/ 9 October 2015

‘I can’t forget his smell’

diepsloot rape lerato Delwyn Verasamy
File photo by Delwyn Verasamy

For six months Dineo Lekota* (13) has been falling asleep with the “stinking, salty” smell of her rapist in her nose. 

Before she closes her eyes, she says, she always remembers the smell of his sweat-soaked green T-shirt and feels the chafing of his white sangoma’s cloak on her skin. 

“I don’t like this feeling and tasting of him over and over again,” she says, crying. “But it won’t leave my head.”

Dineo and her father are sitting in the back of a car outside the shacks where they live in Diepsloot Extension 12, north of Johannesburg. They don’t want the people here to hear them.

“I’m embarrassed and ashamed,” Dineo explains. “I don’t want people here to remember my rape. It’s the first and only time I’ve had sex.”

Dineo was raped in April, barely 200m from where she lives.

Unexpected visit
That afternoon, a sangoma, who used to live in the same group of shacks as the Lekotas, came knocking on the door of Dineo’s father’s house. He told the family he’d dreamed Dineo had been bewitched. Her bewitchment, he said, would result in Dineo’s father and her stepmother divorcing.

Dineo’s father puts his arm around his daughter’s shoulders and says: “We knew this man, so we believed him and allowed him to take Dineo to the bush to wash off the evil with muti. But, all along, he was a criminal.”

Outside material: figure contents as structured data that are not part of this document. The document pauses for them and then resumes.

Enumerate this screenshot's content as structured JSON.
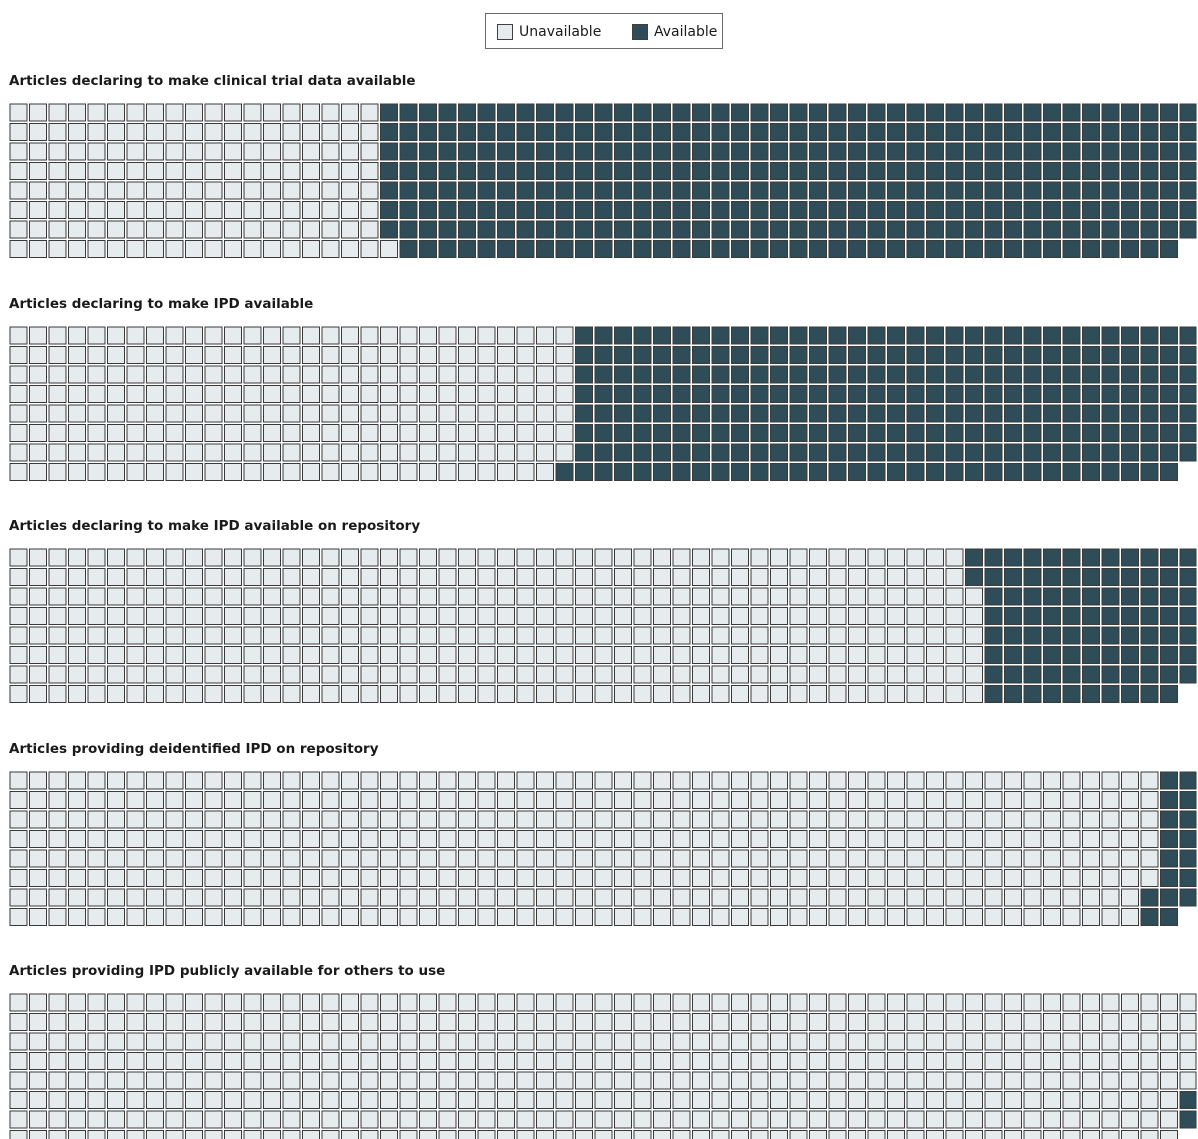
{
  "colors": {
    "unavailable": "#e6ecee",
    "available": "#2f4d59",
    "cell_border": "#3a3a3a"
  },
  "legend": {
    "unavailable_label": "Unavailable",
    "available_label": "Available"
  },
  "chart_data": [
    {
      "type": "waffle",
      "title": "Articles declaring to make clinical trial data available",
      "available_per_row": [
        42,
        42,
        42,
        42,
        42,
        42,
        42,
        40
      ]
    },
    {
      "type": "waffle",
      "title": "Articles declaring to make IPD available",
      "available_per_row": [
        32,
        32,
        32,
        32,
        32,
        32,
        32,
        32
      ]
    },
    {
      "type": "waffle",
      "title": "Articles declaring to make IPD available on repository",
      "available_per_row": [
        12,
        12,
        11,
        11,
        11,
        11,
        11,
        10
      ]
    },
    {
      "type": "waffle",
      "title": "Articles providing deidentified IPD on repository",
      "available_per_row": [
        2,
        2,
        2,
        2,
        2,
        2,
        3,
        2
      ]
    },
    {
      "type": "waffle",
      "title": "Articles providing IPD publicly available for others to use",
      "available_per_row": [
        0,
        0,
        0,
        0,
        0,
        1,
        1,
        0
      ]
    }
  ]
}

The sangoma took Dineo to an open field behind a small hill near the shacks and gave her a bucket with water and herbs to wash herself. He then instructed her to take off her clothes.

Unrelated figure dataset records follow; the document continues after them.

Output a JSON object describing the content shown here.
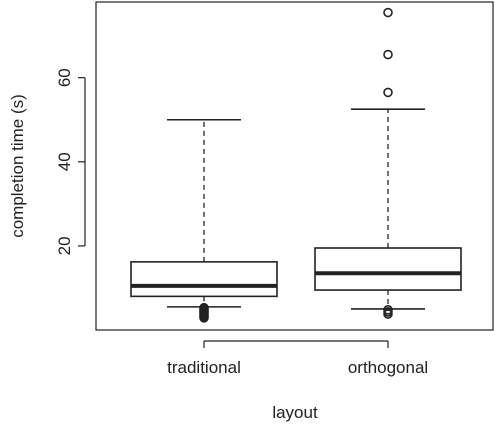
{
  "chart_data": {
    "type": "boxplot",
    "title": "",
    "xlabel": "layout",
    "ylabel": "completion time (s)",
    "ylim": [
      0,
      78
    ],
    "yticks": [
      20,
      40,
      60
    ],
    "grid": false,
    "categories": [
      "traditional",
      "orthogonal"
    ],
    "boxes": [
      {
        "category": "traditional",
        "whisker_low": 5.5,
        "q1": 8,
        "median": 10.5,
        "q3": 16.2,
        "whisker_high": 50,
        "outliers": [
          2.9,
          3.2,
          3.5,
          3.8,
          4.1,
          4.4,
          4.7,
          5.0,
          5.3
        ]
      },
      {
        "category": "orthogonal",
        "whisker_low": 5,
        "q1": 9.5,
        "median": 13.5,
        "q3": 19.5,
        "whisker_high": 52.5,
        "outliers": [
          3.8,
          4.3,
          4.8,
          56.5,
          65.5,
          75.5
        ]
      }
    ],
    "colors": {
      "stroke": "#222222",
      "background": "#ffffff"
    }
  }
}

“When I refused to take off my underwear, he grabbed me roughly, pulled off my panties and raped me,” Dineo whispers. “He said, ‘If you scream, I will kill you.’?”

A group of girls heard Dineo shout and started calling her name. “That’s when this man pushed me away and started running. We’ve never seen him again.”

No help from police
The next morning Dineo’s father reported her rape to the police. “The police promised to come and investigate but no one has come,” he says and looks at his daughter. “Dineo now lives in fear,” he explains. “She doesn’t want to leave our shack for anything. She only goes to school.”

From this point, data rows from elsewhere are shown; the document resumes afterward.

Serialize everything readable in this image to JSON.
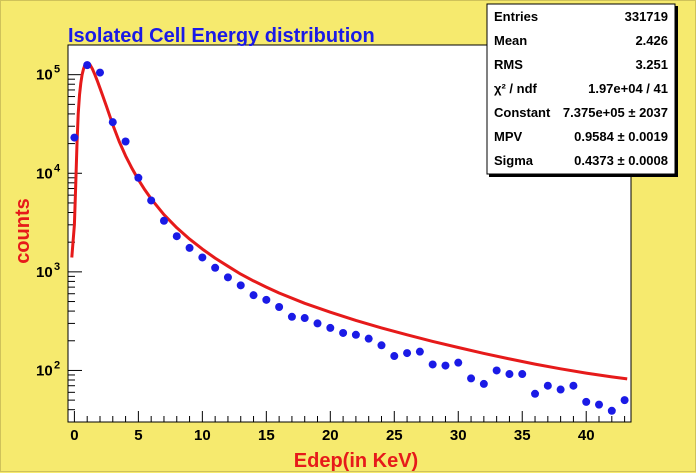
{
  "chart_data": {
    "type": "scatter",
    "title": "Isolated Cell Energy distribution",
    "xlabel": "Edep(in KeV)",
    "ylabel": "counts",
    "xlim": [
      -0.5,
      43.5
    ],
    "ylim": [
      30,
      200000
    ],
    "yscale": "log",
    "grid": false,
    "x_ticks": [
      0,
      5,
      10,
      15,
      20,
      25,
      30,
      35,
      40
    ],
    "y_ticks": [
      {
        "value": 100,
        "mantissa": "10",
        "exp": "2"
      },
      {
        "value": 1000,
        "mantissa": "10",
        "exp": "3"
      },
      {
        "value": 10000,
        "mantissa": "10",
        "exp": "4"
      },
      {
        "value": 100000,
        "mantissa": "10",
        "exp": "5"
      }
    ],
    "colors": {
      "points": "#1a1ae6",
      "fit": "#e61a1a",
      "title": "#1a1ae6",
      "axis_title": "#e61a1a",
      "background": "#f6ea6e",
      "frame": "#ffffff"
    },
    "series": [
      {
        "type": "scatter",
        "x": [
          0,
          1,
          2,
          3,
          4,
          5,
          6,
          7,
          8,
          9,
          10,
          11,
          12,
          13,
          14,
          15,
          16,
          17,
          18,
          19,
          20,
          21,
          22,
          23,
          24,
          25,
          26,
          27,
          28,
          29,
          30,
          31,
          32,
          33,
          34,
          35,
          36,
          37,
          38,
          39,
          40,
          41,
          42,
          43
        ],
        "y": [
          23000,
          125000,
          105000,
          33000,
          21000,
          9000,
          5300,
          3300,
          2300,
          1750,
          1400,
          1100,
          880,
          730,
          580,
          520,
          440,
          350,
          340,
          300,
          270,
          240,
          230,
          210,
          180,
          140,
          150,
          155,
          115,
          112,
          120,
          83,
          73,
          100,
          92,
          92,
          58,
          70,
          64,
          70,
          48,
          45,
          39,
          50
        ]
      },
      {
        "type": "line",
        "x": [
          -0.2,
          0.0,
          0.1,
          0.2,
          0.3,
          0.4,
          0.5,
          0.6,
          0.7,
          0.8,
          0.9,
          1.0,
          1.1,
          1.2,
          1.4,
          1.6,
          1.8,
          2.0,
          2.2,
          2.5,
          2.8,
          3.0,
          3.5,
          4.0,
          4.5,
          5.0,
          5.5,
          6.0,
          7.0,
          8.0,
          9.0,
          10.0,
          11.0,
          12.0,
          13.0,
          14.0,
          15.0,
          16.0,
          18.0,
          20.0,
          22.0,
          24.0,
          26.0,
          28.0,
          30.0,
          32.0,
          34.0,
          36.0,
          38.0,
          40.0,
          42.0,
          43.2
        ],
        "y": [
          1400,
          3000,
          7500,
          20000,
          40000,
          62000,
          82000,
          100000,
          113000,
          123000,
          129000,
          132000,
          131000,
          127000,
          115000,
          100000,
          86000,
          73000,
          62000,
          48000,
          37000,
          31000,
          21000,
          15000,
          11200,
          8600,
          6800,
          5500,
          3800,
          2800,
          2150,
          1700,
          1380,
          1140,
          950,
          810,
          700,
          610,
          480,
          390,
          322,
          270,
          230,
          197,
          171,
          149,
          131,
          116,
          104,
          94,
          86,
          82
        ]
      }
    ]
  },
  "stats_box": {
    "rows": [
      {
        "label": "Entries",
        "value": "331719"
      },
      {
        "label": "Mean",
        "value": "2.426"
      },
      {
        "label": "RMS",
        "value": "3.251"
      },
      {
        "label": "χ² / ndf",
        "value": "1.97e+04 / 41"
      },
      {
        "label": "Constant",
        "value": "7.375e+05 ± 2037"
      },
      {
        "label": "MPV",
        "value": "0.9584 ± 0.0019"
      },
      {
        "label": "Sigma",
        "value": "0.4373 ± 0.0008"
      }
    ]
  }
}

Lindsay Henson from Lawyers against Abuse, a Diepsloot-based organisation that provides free legal services and psychosocial support to victims of domestic violence and sexual violence, says that “when a rapist is not held accountable for what he did, the victim can lose all sense of safety”.

Very few victims in Diepsloot receive psychological support, because “the resources are simply not there outside of our pschologist and one or two other counsellors”, she adds.

“Complaints about the police failing to follow up on rape cases in Diepsloot are also very common. In many cases nothing happens after a rape has been reported, which is why we often follow up on behalf of our clients by visiting the police station ourselves.”

Back in the car, Dineo nervously plays with her fingers on her lap. She looks up shyly and says: “The social worker gave me a teddy bear and told me the best thing is just to forget about what happened to me. But that is impossible for me.”